Economia a misura di bambino: il CNR la insegna con un gioco
Per contrastare l'analfabetismo economico bisogna iniziare dai bambini. Il Cnr fa giocare con temi come il mercato, i beni pubblici, le tasse, il risparmio, l'investimento
L’economia fa parte della vita quotidiana anche di bambini e ragazzi. Incontrano quotidianamente termini economici. Li sentono al supermercato, a tavola con i genitori, al telegiornale. Ma è difficile che sappiano associarli a dei concetti corretti. E a scuola l’economia non viene insegnata, almeno non in modo adeguato. Così il Consiglio Nazionale delle Ricerche (CNR), il più grande ente pubblico di ricerca italiano, dedicato a promuovere, diffondere e valorizzare attività di ricerca scientifica e tecnologica, si ritrova a giocare. Anzi a far giocare i bambini per insegnare loro l’ABC dell’economia.
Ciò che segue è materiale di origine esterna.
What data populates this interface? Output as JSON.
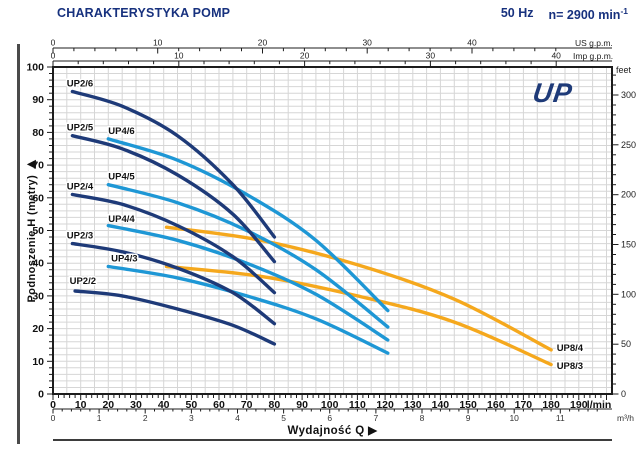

Si chiama Kidseconomics®: «Una linea di attività didattiche sviluppata con l’obiettivo di diffondere i concetti base della scienza economica nella scuola primaria e secondaria».
L’importanza di insegnare la finanza, ma anche l’economia a scuola, è stata evidenziata anche dal’lOCSE, l’Organizzazione per la Cooperazione e lo Sviluppo Economico, che quasi quindici anni fa nella sua Recommendation sosteneva che: «L’educazione finanziaria dovrebbe iniziare a scuola. Le persone dovrebbero cominciare a ricevere un’educazione finanziaria il più presto possibile».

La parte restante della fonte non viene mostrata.